Kinsey Report Rosario Castellanos English -
Castellanos uses the poem to give voice to different archetypes of women in a repressive patriarchal society. Each "Kinsey" section represents a different female experience: Kinsey 1 (The Married Woman):
She recognized that Kinsey had pulled back the curtain. The "ideal woman" of Mexican myth was a ghost. The real woman, as evidenced by the statistics, was a being of flesh, desire, and complexity.
The story centers on a domestic crisis triggered by the mere possession of the forbidden book. The protagonist, a respectable housewife, acquires the report, treating it with a mixture of reverence and terror. Castellanos masterfully constructs the narrative around the tension between what is "known" scientifically and what is "allowed" socially. In the domestic sphere of the protagonist, ignorance is the highest virtue. The wife has constructed her identity around the performance of naivety; she is the pure, asexual mother figure that patriarchal society demands. The arrival of the Kinsey Report threatens to dismantle this performance, suggesting that the biological reality of human desire might invade her carefully curated home.
The Kinsey Report, a seminal study on human sexuality published in 1948 by Alfred Charles Kinsey, revolutionized the way society thinks about sex, intimacy, and relationships. One of the key figures who engaged with Kinsey's work and critiqued its implications was the Mexican writer and intellectual, Rosario Castellanos. This article explores the intersection of the Kinsey Report and Castellanos' writings in English, shedding light on the complex relationships between sex, culture, and identity. kinsey report rosario castellanos english
From Magda Bogin’s translation: "According to the Kinsey Report a third of American women have never had an orgasm. The other two thirds pretend.
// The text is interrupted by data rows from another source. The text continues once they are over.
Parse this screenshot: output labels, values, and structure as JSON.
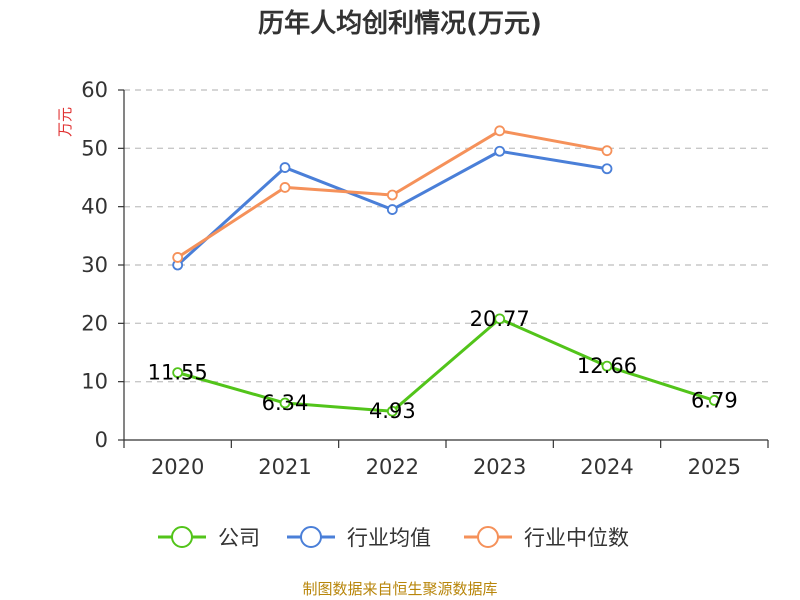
{
  "chart_data": {
    "type": "line",
    "title": "历年人均创利情况(万元)",
    "ylabel": "万元",
    "xlabel": "",
    "categories": [
      "2020",
      "2021",
      "2022",
      "2023",
      "2024",
      "2025"
    ],
    "ylim": [
      0,
      60
    ],
    "yticks": [
      0,
      10,
      20,
      30,
      40,
      50,
      60
    ],
    "grid": true,
    "legend_position": "bottom",
    "series": [
      {
        "name": "公司",
        "color": "#52c41a",
        "values": [
          11.55,
          6.34,
          4.93,
          20.77,
          12.66,
          6.79
        ],
        "labels": [
          "11.55",
          "6.34",
          "4.93",
          "20.77",
          "12.66",
          "6.79"
        ]
      },
      {
        "name": "行业均值",
        "color": "#4a7fd8",
        "values": [
          30.0,
          46.7,
          39.5,
          49.5,
          46.5,
          null
        ]
      },
      {
        "name": "行业中位数",
        "color": "#f5915a",
        "values": [
          31.3,
          43.3,
          42.0,
          53.0,
          49.6,
          null
        ]
      }
    ]
  },
  "source": "制图数据来自恒生聚源数据库"
}
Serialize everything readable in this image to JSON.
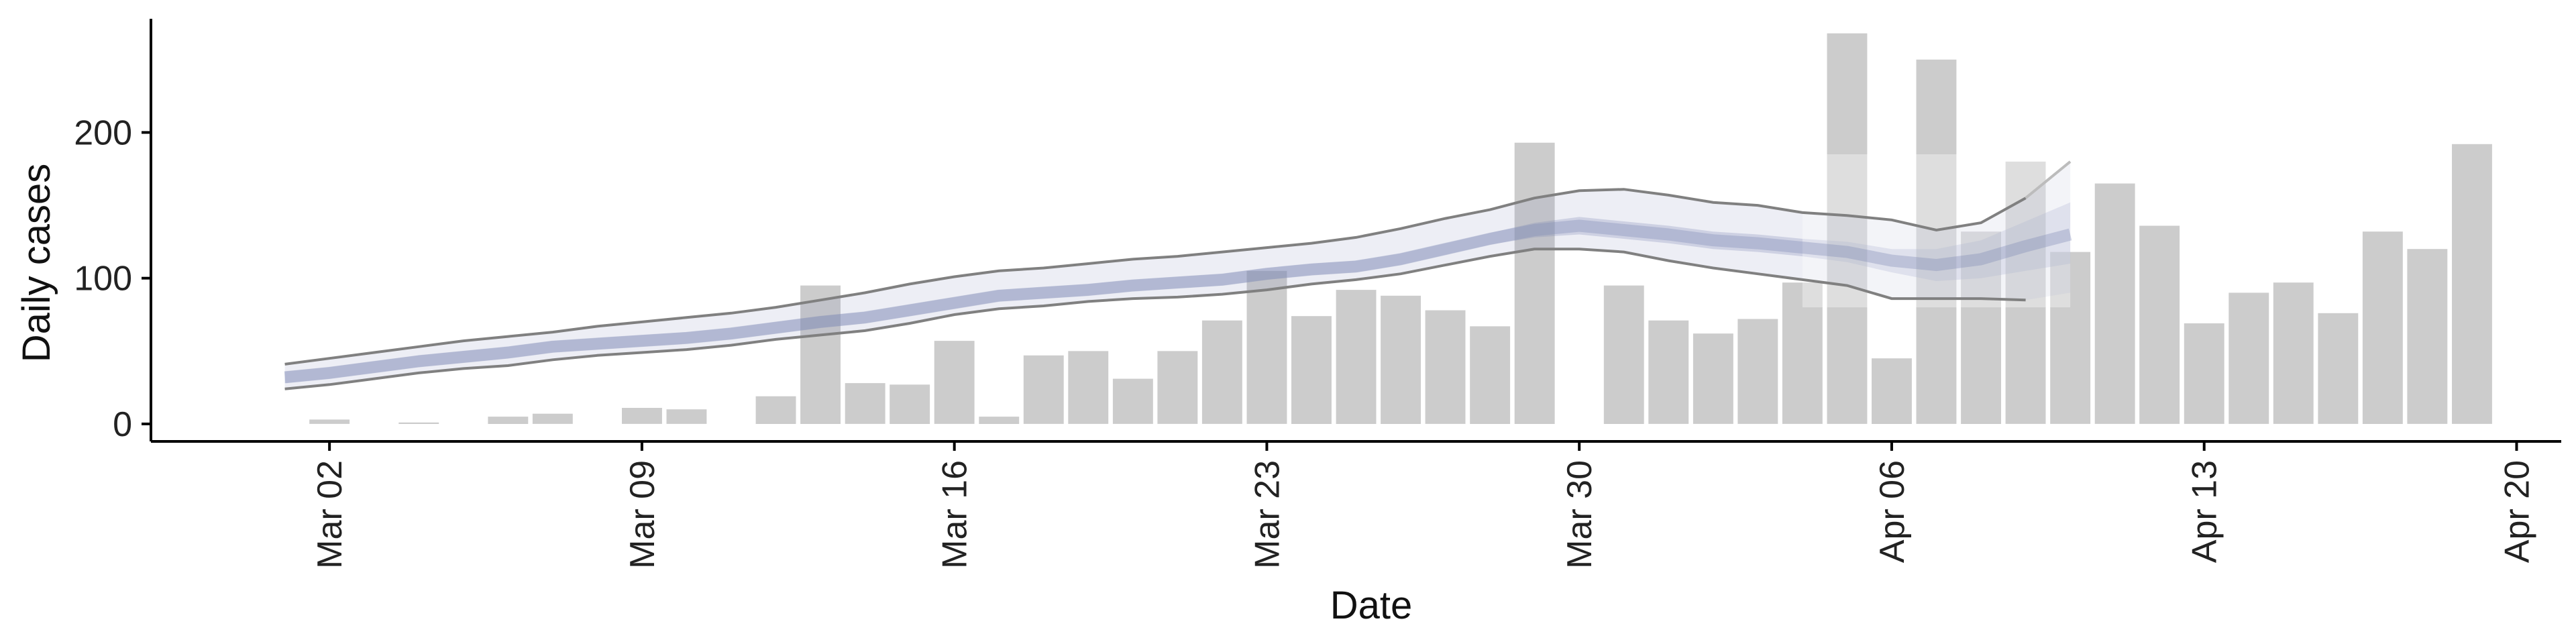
{
  "chart_data": {
    "type": "bar",
    "title": "",
    "xlabel": "Date",
    "ylabel": "Daily cases",
    "start_date": "2020-03-02",
    "xlim": [
      "2020-02-27",
      "2020-04-21"
    ],
    "ylim": [
      -12,
      278
    ],
    "grid": false,
    "legend": "none",
    "x_ticks": [
      {
        "date": "2020-03-02",
        "label": "Mar 02"
      },
      {
        "date": "2020-03-09",
        "label": "Mar 09"
      },
      {
        "date": "2020-03-16",
        "label": "Mar 16"
      },
      {
        "date": "2020-03-23",
        "label": "Mar 23"
      },
      {
        "date": "2020-03-30",
        "label": "Mar 30"
      },
      {
        "date": "2020-04-06",
        "label": "Apr 06"
      },
      {
        "date": "2020-04-13",
        "label": "Apr 13"
      },
      {
        "date": "2020-04-20",
        "label": "Apr 20"
      }
    ],
    "y_ticks": [
      0,
      100,
      200
    ],
    "bars": {
      "color": "#cccccc",
      "dates": [
        "2020-03-02",
        "2020-03-03",
        "2020-03-04",
        "2020-03-05",
        "2020-03-06",
        "2020-03-07",
        "2020-03-08",
        "2020-03-09",
        "2020-03-10",
        "2020-03-11",
        "2020-03-12",
        "2020-03-13",
        "2020-03-14",
        "2020-03-15",
        "2020-03-16",
        "2020-03-17",
        "2020-03-18",
        "2020-03-19",
        "2020-03-20",
        "2020-03-21",
        "2020-03-22",
        "2020-03-23",
        "2020-03-24",
        "2020-03-25",
        "2020-03-26",
        "2020-03-27",
        "2020-03-28",
        "2020-03-29",
        "2020-03-30",
        "2020-03-31",
        "2020-04-01",
        "2020-04-02",
        "2020-04-03",
        "2020-04-04",
        "2020-04-05",
        "2020-04-06",
        "2020-04-07",
        "2020-04-08",
        "2020-04-09",
        "2020-04-10",
        "2020-04-11",
        "2020-04-12",
        "2020-04-13",
        "2020-04-14",
        "2020-04-15",
        "2020-04-16",
        "2020-04-17",
        "2020-04-18",
        "2020-04-19"
      ],
      "values": [
        3,
        0,
        1,
        0,
        5,
        7,
        0,
        11,
        10,
        0,
        19,
        95,
        28,
        27,
        57,
        5,
        47,
        50,
        31,
        50,
        71,
        105,
        74,
        92,
        88,
        78,
        67,
        193,
        0,
        95,
        71,
        62,
        72,
        97,
        268,
        45,
        250,
        132,
        180,
        118,
        165,
        136,
        69,
        90,
        97,
        76,
        132,
        120,
        192
      ]
    },
    "fit": {
      "color": "#7e89b5",
      "dates": [
        "2020-03-01",
        "2020-03-02",
        "2020-03-03",
        "2020-03-04",
        "2020-03-05",
        "2020-03-06",
        "2020-03-07",
        "2020-03-08",
        "2020-03-09",
        "2020-03-10",
        "2020-03-11",
        "2020-03-12",
        "2020-03-13",
        "2020-03-14",
        "2020-03-15",
        "2020-03-16",
        "2020-03-17",
        "2020-03-18",
        "2020-03-19",
        "2020-03-20",
        "2020-03-21",
        "2020-03-22",
        "2020-03-23",
        "2020-03-24",
        "2020-03-25",
        "2020-03-26",
        "2020-03-27",
        "2020-03-28",
        "2020-03-29",
        "2020-03-30",
        "2020-03-31",
        "2020-04-01",
        "2020-04-02",
        "2020-04-03",
        "2020-04-04",
        "2020-04-05",
        "2020-04-06",
        "2020-04-07",
        "2020-04-08",
        "2020-04-09",
        "2020-04-10"
      ],
      "median": [
        32,
        35,
        39,
        43,
        46,
        49,
        53,
        55,
        57,
        59,
        62,
        66,
        70,
        73,
        78,
        83,
        88,
        90,
        92,
        95,
        97,
        99,
        103,
        106,
        108,
        113,
        120,
        127,
        133,
        136,
        133,
        130,
        126,
        124,
        121,
        118,
        112,
        109,
        113,
        122,
        130
      ],
      "inner_lower": [
        28,
        31,
        35,
        39,
        42,
        45,
        49,
        51,
        53,
        55,
        58,
        62,
        66,
        69,
        74,
        79,
        84,
        86,
        88,
        91,
        93,
        95,
        99,
        102,
        104,
        109,
        116,
        123,
        128,
        130,
        127,
        124,
        120,
        118,
        115,
        111,
        104,
        98,
        100,
        105,
        110
      ],
      "inner_upper": [
        36,
        39,
        43,
        47,
        50,
        53,
        57,
        59,
        61,
        63,
        66,
        70,
        74,
        77,
        82,
        87,
        92,
        94,
        96,
        99,
        101,
        103,
        107,
        110,
        112,
        117,
        124,
        131,
        138,
        142,
        139,
        136,
        132,
        130,
        127,
        125,
        120,
        120,
        126,
        139,
        152
      ],
      "outer_lower": [
        24,
        27,
        31,
        35,
        38,
        40,
        44,
        47,
        49,
        51,
        54,
        58,
        61,
        64,
        69,
        75,
        79,
        81,
        84,
        86,
        87,
        89,
        92,
        96,
        99,
        103,
        109,
        115,
        120,
        120,
        118,
        112,
        107,
        103,
        99,
        95,
        86,
        86,
        86,
        85,
        90
      ],
      "outer_upper": [
        41,
        45,
        49,
        53,
        57,
        60,
        63,
        67,
        70,
        73,
        76,
        80,
        85,
        90,
        96,
        101,
        105,
        107,
        110,
        113,
        115,
        118,
        121,
        124,
        128,
        134,
        141,
        147,
        155,
        160,
        161,
        157,
        152,
        150,
        145,
        143,
        140,
        133,
        138,
        155,
        180
      ],
      "dark_extent_dates": [
        "2020-03-01",
        "2020-04-09"
      ],
      "highlight_dates": [
        "2020-04-04",
        "2020-04-10"
      ],
      "outer_line_color": "#808080"
    }
  }
}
Rosario Castellanos passed away in 1974, but her work remains a beacon for contemporary gender studies. The Kinsey Report showed the world what people did in the dark; Rosario Castellanos explained why they felt guilty doing it, and how society used that guilt as an instrument of control.
| Source | Type | Key Details | | :--- | :--- | :--- | | | University Press Anthology | The primary source. Includes the full English translation of “Kinsey Report,” along with many other works. Published by the University of Texas Press. | | Online Academic Libraries | Database Listings | Search library catalogs (e.g., WorldCat, your university’s system) for the “A Rosario Castellanos Reader” to find physical or digital copies. | | Musical Adaptation | Performance Video | A musical adaptation by Alisa Amor, which uses an original English translation of the poem, is available to watch online. | Castellanos uses the poem to give voice to
Castellanos’s writings on the Kinsey Report—frequently explored in contemporary English-language gender studies and comparative literature departments—reveal a nuanced dual stance. She did not merely swallow American sociology whole; instead, she contextualized it. 1. Demystifying the "Feminine Nature"
The of her work in English-speaking universities A comparison with other Latin American writers of her era Share public link
Kinsey’s data proved that the vast majority of women fell into neither category comfortably. They lived in the messy, uncharted territory of the middle. The real woman, as evidenced by the statistics,
" Kinsey Report " ( El informe Kinsey ) is a groundbreaking poem by Mexican writer that demystifies and critiques female sexuality in a patriarchal society. It was inspired by the real-life 1953 Kinsey Report on female sexual behavior, which shocked conservative societies by documenting the actual, often taboo, experiences of women. Summary and Structure
Central to Castellanos’s critique is the depiction of the husband, who represents the archetypal "macho" of the Mexican middle class. His reaction to the book is the engine of the story’s satire. While he projects an image of sexual experience and dominance, he is terrified by the prospect of his wife reading the report. His fear is twofold: first, that she might learn of his own inadequacies or transgressions, and second, that she might be educated out of her subservience. The husband’s anxiety reveals that his power relies entirely on the wife’s ignorance. If she becomes a "subject" with knowledge, he can no longer inhabit the role of the all-knowing patriarch. Castellanos uses this dynamic to expose the fragility of machismo; it is a facade that crumbles under the weight of objective data.